Eva's got the itch. That sounds a little too cheery for what she might actually have, though. In the makeshift Season 6 finale of 'The Flash', Eva McCulloch (Efrat Dor) checked off all the items on her to-do list, which pretty much included killing her husband Joseph Carver, despite Barry Allen's (Grant Gustin) best efforts.
Through David Singh, she tried to make a deal with Barry, saying that she would release Iris West (Candice Patton) from the Mirrorverse if he just handed over Carver and stopped trying to protect him. Barry struggled with the idea and was almost tempted by the offer, but took the moral ground later. He almost risked his life to save Carver. However, in a rather brutal turn of events, Eva's glass pieces went through Barry and killed Carver. "I've achieved my goal for today," she says coolly. Seriously, Eva McCulloch is one of the best big bads of the show, after Reverse Flash.

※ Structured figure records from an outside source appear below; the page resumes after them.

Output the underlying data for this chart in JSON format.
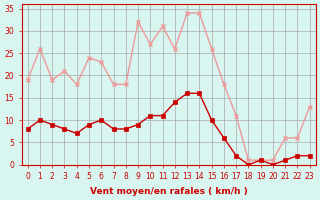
{
  "x": [
    0,
    1,
    2,
    3,
    4,
    5,
    6,
    7,
    8,
    9,
    10,
    11,
    12,
    13,
    14,
    15,
    16,
    17,
    18,
    19,
    20,
    21,
    22,
    23
  ],
  "avg_wind": [
    8,
    10,
    9,
    8,
    7,
    9,
    10,
    8,
    8,
    9,
    11,
    11,
    14,
    16,
    16,
    10,
    6,
    2,
    0,
    1,
    0,
    1,
    2,
    2
  ],
  "gust_wind": [
    19,
    26,
    19,
    21,
    18,
    24,
    23,
    18,
    18,
    32,
    27,
    31,
    26,
    34,
    34,
    26,
    18,
    11,
    1,
    1,
    1,
    6,
    6,
    13
  ],
  "bg_color": "#d8f5f0",
  "grid_color": "#aaaaaa",
  "avg_color": "#cc0000",
  "gust_color": "#ee9999",
  "xlabel": "Vent moyen/en rafales ( km/h )",
  "ylabel_ticks": [
    0,
    5,
    10,
    15,
    20,
    25,
    30,
    35
  ],
  "ylim": [
    0,
    36
  ],
  "xlim": [
    -0.5,
    23.5
  ]
}
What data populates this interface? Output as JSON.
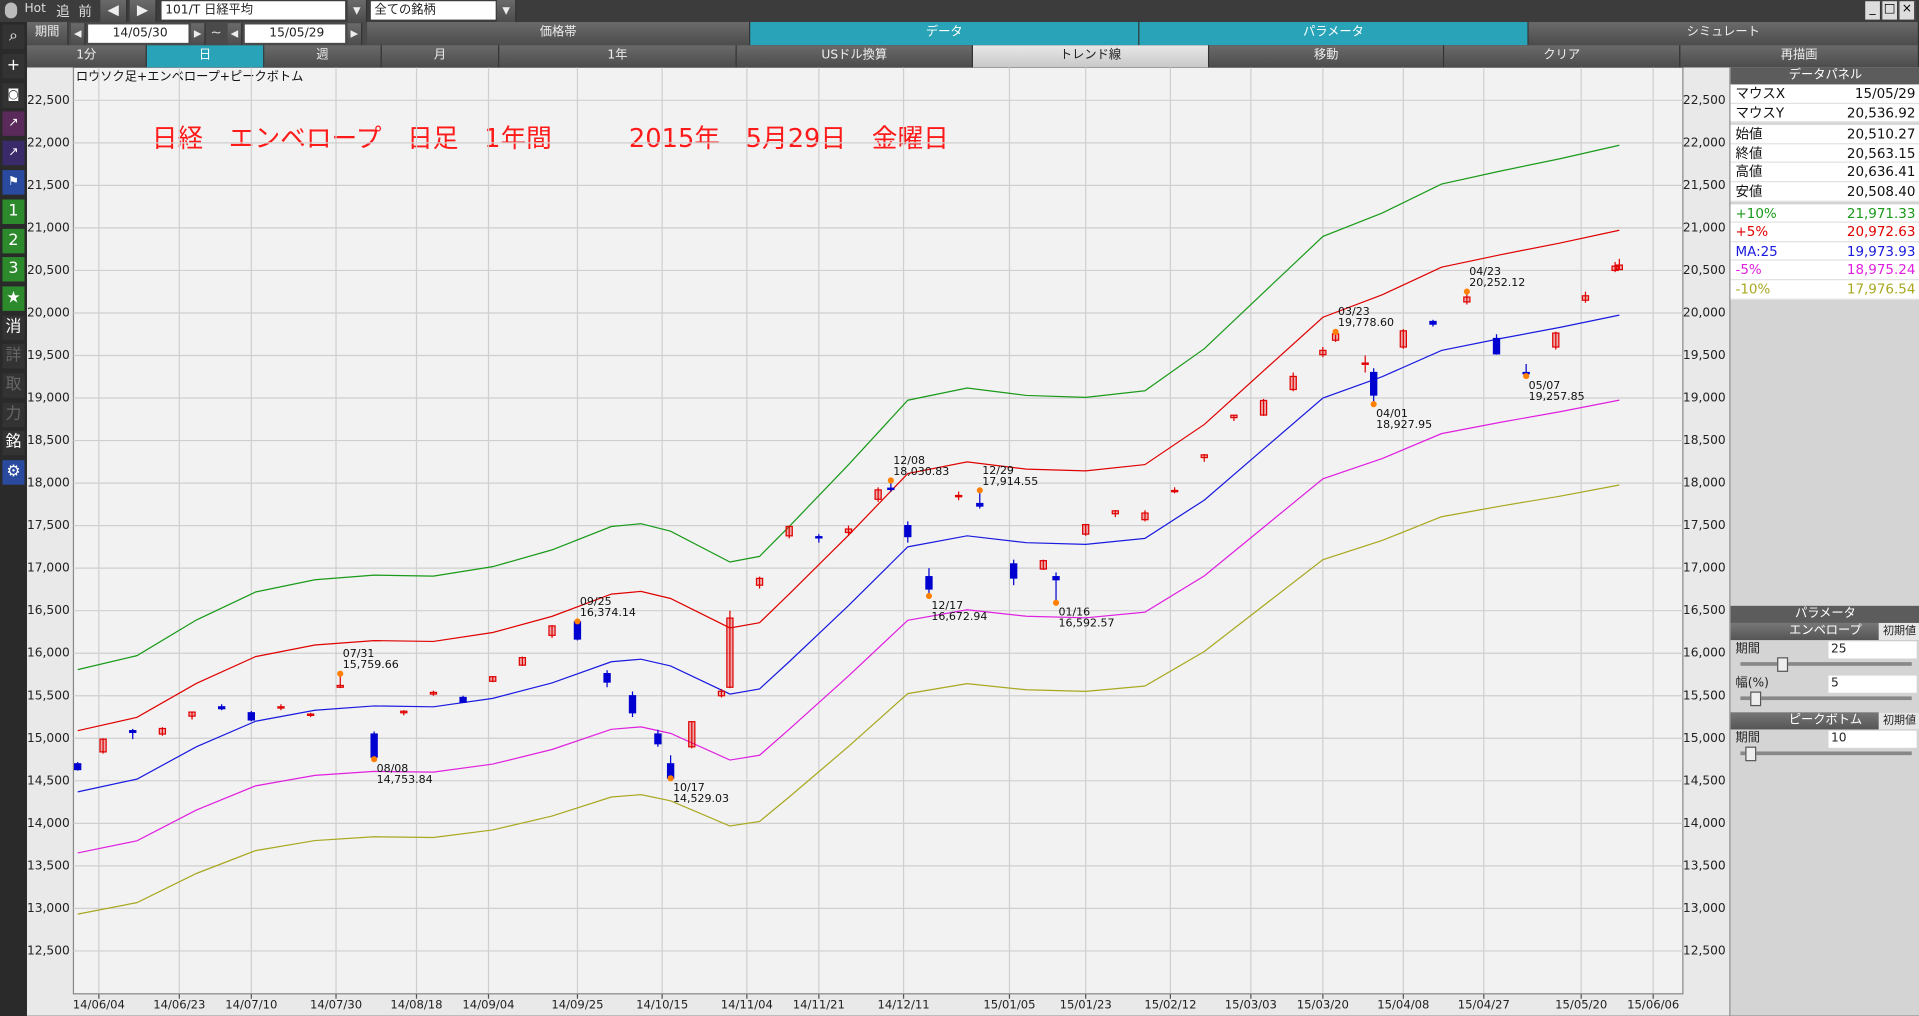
{
  "toolbar": {
    "hot": "Hot",
    "buttons": [
      "追",
      "前"
    ],
    "symbol": "101/T 日経平均",
    "universe": "全ての銘柄"
  },
  "period": {
    "label": "期間",
    "from": "14/05/30",
    "sep": "~",
    "to": "15/05/29"
  },
  "tabs": [
    "価格帯",
    "データ",
    "パラメータ",
    "シミュレート"
  ],
  "buttons": [
    "1分",
    "日",
    "週",
    "月",
    "1年",
    "USドル換算",
    "トレンド線",
    "移動",
    "クリア",
    "再描画"
  ],
  "side_tools": [
    "1",
    "2",
    "3",
    "消",
    "詳",
    "取",
    "力",
    "銘"
  ],
  "chart_data": [
    {
      "type": "candlestick",
      "title": "日経　エンベロープ　日足　1年間　　　2015年　5月29日　金曜日",
      "subtitle": "ロウソク足+エンベロープ+ピークボトム",
      "x": [
        "14/05/30",
        "14/06/05",
        "14/06/12",
        "14/06/19",
        "14/06/26",
        "14/07/03",
        "14/07/10",
        "14/07/17",
        "14/07/24",
        "14/07/31",
        "14/08/08",
        "14/08/15",
        "14/08/22",
        "14/08/29",
        "14/09/05",
        "14/09/12",
        "14/09/19",
        "14/09/25",
        "14/10/02",
        "14/10/08",
        "14/10/14",
        "14/10/17",
        "14/10/22",
        "14/10/29",
        "14/10/31",
        "14/11/07",
        "14/11/14",
        "14/11/21",
        "14/11/28",
        "14/12/05",
        "14/12/08",
        "14/12/12",
        "14/12/17",
        "14/12/24",
        "14/12/29",
        "15/01/06",
        "15/01/13",
        "15/01/16",
        "15/01/23",
        "15/01/30",
        "15/02/06",
        "15/02/13",
        "15/02/20",
        "15/02/27",
        "15/03/06",
        "15/03/13",
        "15/03/20",
        "15/03/23",
        "15/03/30",
        "15/04/01",
        "15/04/08",
        "15/04/15",
        "15/04/23",
        "15/04/30",
        "15/05/07",
        "15/05/14",
        "15/05/21",
        "15/05/28",
        "15/05/29"
      ],
      "open": [
        14700,
        14840,
        15090,
        15050,
        15260,
        15370,
        15300,
        15360,
        15280,
        15600,
        15050,
        15300,
        15520,
        15480,
        15670,
        15860,
        16210,
        16370,
        15760,
        15500,
        15050,
        14700,
        14900,
        15500,
        15600,
        16800,
        17380,
        17370,
        17420,
        17810,
        17940,
        17500,
        16900,
        17850,
        17760,
        17050,
        16990,
        16900,
        17400,
        17640,
        17570,
        17900,
        18300,
        18770,
        18800,
        19100,
        19510,
        19680,
        19400,
        19300,
        19600,
        19900,
        20130,
        19700,
        19300,
        19600,
        20150,
        20500,
        20510.27
      ],
      "high": [
        14720,
        15000,
        15110,
        15130,
        15310,
        15400,
        15320,
        15400,
        15300,
        15759.66,
        15080,
        15330,
        15560,
        15500,
        15730,
        15960,
        16330,
        16374.14,
        15800,
        15550,
        15100,
        14800,
        15200,
        15580,
        16500,
        16900,
        17500,
        17400,
        17500,
        17950,
        18030.83,
        17550,
        17000,
        17900,
        17914.55,
        17100,
        17100,
        16950,
        17520,
        17680,
        17680,
        17950,
        18340,
        18800,
        18990,
        19300,
        19600,
        19778.6,
        19500,
        19350,
        19810,
        19920,
        20252.12,
        19750,
        19400,
        19780,
        20250,
        20600,
        20636.41
      ],
      "low": [
        14620,
        14820,
        14990,
        15030,
        15220,
        15330,
        15200,
        15330,
        15250,
        15590,
        14753.84,
        15270,
        15500,
        15420,
        15660,
        15850,
        16180,
        16150,
        15600,
        15250,
        14900,
        14529.03,
        14880,
        15480,
        15590,
        16760,
        17350,
        17300,
        17380,
        17780,
        17900,
        17300,
        16672.94,
        17800,
        17700,
        16800,
        16980,
        16592.57,
        17380,
        17600,
        17550,
        17880,
        18250,
        18730,
        18790,
        19080,
        19480,
        19660,
        19300,
        18927.95,
        19580,
        19840,
        20100,
        19510,
        19257.85,
        19570,
        20120,
        20480,
        20508.4
      ],
      "close": [
        14632,
        14990,
        15069,
        15115,
        15308,
        15348,
        15216,
        15370,
        15284,
        15621,
        14778,
        15318,
        15539,
        15425,
        15724,
        15948,
        16321,
        16167,
        15661,
        15300,
        14936,
        14532,
        15195,
        15553,
        16413,
        16880,
        17490,
        17357,
        17460,
        17920,
        17935,
        17371,
        16755,
        17854,
        17730,
        16884,
        17088,
        16864,
        17512,
        17674,
        17648,
        17913,
        18332,
        18798,
        18971,
        19254,
        19560,
        19754,
        19411,
        19035,
        19790,
        19869,
        20187,
        19520,
        19291,
        19764,
        20202,
        20551,
        20563.15
      ],
      "up_color": "#e00000",
      "down_color": "#0000d0",
      "marker_color": "#ff8000",
      "peaks": [
        {
          "label": "07/31",
          "value": 15759.66,
          "value_label": "15,759.66"
        },
        {
          "label": "09/25",
          "value": 16374.14,
          "value_label": "16,374.14"
        },
        {
          "label": "12/08",
          "value": 18030.83,
          "value_label": "18,030.83"
        },
        {
          "label": "12/29",
          "value": 17914.55,
          "value_label": "17,914.55"
        },
        {
          "label": "03/23",
          "value": 19778.6,
          "value_label": "19,778.60"
        },
        {
          "label": "04/23",
          "value": 20252.12,
          "value_label": "20,252.12"
        }
      ],
      "bottoms": [
        {
          "label": "08/08",
          "value": 14753.84,
          "value_label": "14,753.84"
        },
        {
          "label": "10/17",
          "value": 14529.03,
          "value_label": "14,529.03"
        },
        {
          "label": "12/17",
          "value": 16672.94,
          "value_label": "16,672.94"
        },
        {
          "label": "01/16",
          "value": 16592.57,
          "value_label": "16,592.57"
        },
        {
          "label": "04/01",
          "value": 18927.95,
          "value_label": "18,927.95"
        },
        {
          "label": "05/07",
          "value": 19257.85,
          "value_label": "19,257.85"
        }
      ],
      "xlim": [
        "14/05/29",
        "15/06/13"
      ],
      "ylim": [
        11996,
        22888
      ],
      "xticks": [
        "14/06/04",
        "14/06/23",
        "14/07/10",
        "14/07/30",
        "14/08/18",
        "14/09/04",
        "14/09/25",
        "14/10/15",
        "14/11/04",
        "14/11/21",
        "14/12/11",
        "15/01/05",
        "15/01/23",
        "15/02/12",
        "15/03/03",
        "15/03/20",
        "15/04/08",
        "15/04/27",
        "15/05/20",
        "15/06/06"
      ],
      "yticks": [
        {
          "value": 12500,
          "label": "12,500"
        },
        {
          "value": 13000,
          "label": "13,000"
        },
        {
          "value": 13500,
          "label": "13,500"
        },
        {
          "value": 14000,
          "label": "14,000"
        },
        {
          "value": 14500,
          "label": "14,500"
        },
        {
          "value": 15000,
          "label": "15,000"
        },
        {
          "value": 15500,
          "label": "15,500"
        },
        {
          "value": 16000,
          "label": "16,000"
        },
        {
          "value": 16500,
          "label": "16,500"
        },
        {
          "value": 17000,
          "label": "17,000"
        },
        {
          "value": 17500,
          "label": "17,500"
        },
        {
          "value": 18000,
          "label": "18,000"
        },
        {
          "value": 18500,
          "label": "18,500"
        },
        {
          "value": 19000,
          "label": "19,000"
        },
        {
          "value": 19500,
          "label": "19,500"
        },
        {
          "value": 20000,
          "label": "20,000"
        },
        {
          "value": 20500,
          "label": "20,500"
        },
        {
          "value": 21000,
          "label": "21,000"
        },
        {
          "value": 21500,
          "label": "21,500"
        },
        {
          "value": 22000,
          "label": "22,000"
        },
        {
          "value": 22500,
          "label": "22,500"
        }
      ],
      "grid": true
    },
    {
      "type": "line",
      "x": [
        "14/05/30",
        "14/06/13",
        "14/06/27",
        "14/07/11",
        "14/07/25",
        "14/08/08",
        "14/08/22",
        "14/09/05",
        "14/09/19",
        "14/10/03",
        "14/10/10",
        "14/10/17",
        "14/10/31",
        "14/11/07",
        "14/11/14",
        "14/11/28",
        "14/12/12",
        "14/12/26",
        "15/01/09",
        "15/01/23",
        "15/02/06",
        "15/02/20",
        "15/03/06",
        "15/03/20",
        "15/04/03",
        "15/04/17",
        "15/05/01",
        "15/05/15",
        "15/05/29"
      ],
      "series": [
        {
          "name": "+10%",
          "color": "#1a9a1a",
          "values": [
            15807,
            15972,
            16390,
            16720,
            16863,
            16918,
            16907,
            17017,
            17215,
            17490,
            17523,
            17435,
            17072,
            17138,
            17490,
            18216,
            18975,
            19118,
            19030,
            19008,
            19085,
            19580,
            20240,
            20900,
            21175,
            21516,
            21670,
            21813,
            21971.33
          ]
        },
        {
          "name": "+5%",
          "color": "#e00000",
          "values": [
            15089,
            15246,
            15645,
            15960,
            16097,
            16149,
            16139,
            16244,
            16433,
            16695,
            16727,
            16643,
            16296,
            16359,
            16695,
            17388,
            18113,
            18249,
            18165,
            18144,
            18218,
            18690,
            19320,
            19950,
            20213,
            20538,
            20685,
            20822,
            20972.63
          ]
        },
        {
          "name": "MA:25",
          "color": "#1a1ae0",
          "values": [
            14370,
            14520,
            14900,
            15200,
            15330,
            15380,
            15370,
            15470,
            15650,
            15900,
            15930,
            15850,
            15520,
            15580,
            15900,
            16560,
            17250,
            17380,
            17300,
            17280,
            17350,
            17800,
            18400,
            19000,
            19250,
            19560,
            19700,
            19830,
            19973.93
          ]
        },
        {
          "name": "-5%",
          "color": "#e020e0",
          "values": [
            13652,
            13794,
            14155,
            14440,
            14564,
            14611,
            14602,
            14697,
            14868,
            15105,
            15134,
            15058,
            14744,
            14801,
            15105,
            15732,
            16388,
            16511,
            16435,
            16416,
            16483,
            16910,
            17480,
            18050,
            18288,
            18582,
            18715,
            18839,
            18975.24
          ]
        },
        {
          "name": "-10%",
          "color": "#a8a820",
          "values": [
            12933,
            13068,
            13410,
            13680,
            13797,
            13842,
            13833,
            13923,
            14085,
            14310,
            14337,
            14265,
            13968,
            14022,
            14310,
            14904,
            15525,
            15642,
            15570,
            15552,
            15615,
            16020,
            16560,
            17100,
            17325,
            17604,
            17730,
            17847,
            17976.54
          ]
        }
      ],
      "xlim": [
        "14/05/29",
        "15/06/13"
      ],
      "ylim": [
        11996,
        22888
      ]
    }
  ],
  "data_panel": {
    "title": "データパネル",
    "rows": [
      [
        "マウスX",
        "15/05/29"
      ],
      [
        "マウスY",
        "20,536.92"
      ],
      [
        "始値",
        "20,510.27"
      ],
      [
        "終値",
        "20,563.15"
      ],
      [
        "高値",
        "20,636.41"
      ],
      [
        "安値",
        "20,508.40"
      ],
      [
        "+10%",
        "21,971.33"
      ],
      [
        "+5%",
        "20,972.63"
      ],
      [
        "MA:25",
        "19,973.93"
      ],
      [
        "-5%",
        "18,975.24"
      ],
      [
        "-10%",
        "17,976.54"
      ]
    ]
  },
  "parameters": {
    "title": "パラメータ",
    "groups": [
      {
        "name": "エンベロープ",
        "reset": "初期値",
        "fields": [
          [
            "期間",
            "25"
          ],
          [
            "幅(%)",
            "5"
          ]
        ]
      },
      {
        "name": "ピークボトム",
        "reset": "初期値",
        "fields": [
          [
            "期間",
            "10"
          ]
        ]
      }
    ]
  }
}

At the end of the episode, Eva takes over McCulloch Technologies. She gives a sad story to the press that she had been held hostage an international crime syndicate, but her husband found and saved her and died tragically in the process. Oh, and she's back as CEO.
She pins the blame squarely on Sue Dearbon (Natalie Dreyfuss) for Carver's murder and pretends to be a distraught wife. Yet, at this press conference, Eva begins to itch - a classic sign of neural dissonance from a long stay in the Mirrorverse, something that Iris was suffering from as well before she vanished into thin air. Could the switch to reality be affecting Eva's mind?
Season 7 will answer several questions about Eva, and hopefully, team Flash can bring her down, before she decides to unleash more hell. She has a couple of metas at her beck and call but more powerful than her actual powers is her ability to manipulate and feed lies to people.
What does Eva really want to do, though? Is she really that terrible? Carver, let's face it, was quite an obnoxious man in the first place. He knew that Iris had been abducted into the Mirrorverse and could honestly care less about what happens to her. Well, he paid the price for it.